Puppies: if you truly believe that what you did was right and good and honest, if you believe you have struck a blow for virtue and excellence–be straight with us. Tell us that. Don’t try to paint over the mess you made by insisting you’ve done it all for the sake of inclusive, diverse happy kittens and rainbows. Conservative politics are supposed to be all about straight-shooting real talk. So just say you used your clique (and probably some others) to do something you believed in, no matter what the cost. You do not get to have your ballot and eat it, too. You did this. You have to face the consequences. You cannot tell the world that they should vote for you to strike back at women, liberal, people of color, and queer writers (and even worse–literary science fiction authors, the horror!) and then call yourselves diverse and inclusive.

 

T. L. Knighton

“Disinformation flies. Time to set it right” – April 11

Sad Puppies is about denying women and people of color recognition

Horseshit.

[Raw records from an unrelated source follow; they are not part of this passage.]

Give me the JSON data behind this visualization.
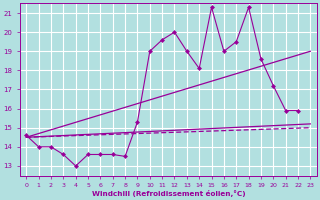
{
  "background_color": "#b2e0e0",
  "grid_color": "#c0d8d8",
  "line_color": "#990099",
  "marker_color": "#990099",
  "xlabel": "Windchill (Refroidissement éolien,°C)",
  "xlim": [
    -0.5,
    23.5
  ],
  "ylim": [
    12.5,
    21.5
  ],
  "yticks": [
    13,
    14,
    15,
    16,
    17,
    18,
    19,
    20,
    21
  ],
  "xticks": [
    0,
    1,
    2,
    3,
    4,
    5,
    6,
    7,
    8,
    9,
    10,
    11,
    12,
    13,
    14,
    15,
    16,
    17,
    18,
    19,
    20,
    21,
    22,
    23
  ],
  "series1_x": [
    0,
    1,
    2,
    3,
    4,
    5,
    6,
    7,
    8,
    9,
    10,
    11,
    12,
    13,
    14,
    15,
    16,
    17,
    18,
    19,
    20,
    21,
    22
  ],
  "series1_y": [
    14.6,
    14.0,
    14.0,
    13.6,
    13.0,
    13.6,
    13.6,
    13.6,
    13.5,
    15.3,
    19.0,
    19.6,
    20.0,
    19.0,
    18.1,
    21.3,
    19.0,
    19.5,
    21.3,
    18.6,
    17.2,
    15.9,
    15.9
  ],
  "line1_x": [
    0,
    23
  ],
  "line1_y": [
    14.5,
    15.2
  ],
  "line2_x": [
    0,
    23
  ],
  "line2_y": [
    14.5,
    19.0
  ],
  "line3_x": [
    0,
    23
  ],
  "line3_y": [
    14.5,
    15.0
  ]
}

Yes, it’s my blog and I’ll cuss if I want to.

Sad Puppies nominated a number of women and people of color. Maybe not as many as our detractors would have preferred, but they’re on there. I haven’t done the math, but recall someone pointing out that almost 40 percent of the slate are women (I don’t recall if it’s women and “people of color” or just women). There’s zero effort to shut out women and people of color.

Sad Puppies is a meritocracy. If we liked your work, you were probably going to get in. If not, well, sorry. None of us care if you’re white, black, brown, or purple with pink polka dots. We just don’t. We care about what kind of stories you tell. More specifically, we care about what kind of story you told in a single instance.

Rachel Swirsky’s If You Were A Dinosaur, My Love has gotten a lot of flak from our side. We don’t consider it to be science fiction or fantasy. If it’s fantasy literature, then so is the entire romance genre.

However, let’s say the next story she publishes is a rousing space adventure tale, told in her her own style. That same style as, If You Were A Dinosaur. Well, there’s a good chance we’d nominate her. Provided the Sad Puppy crowd read it, of course.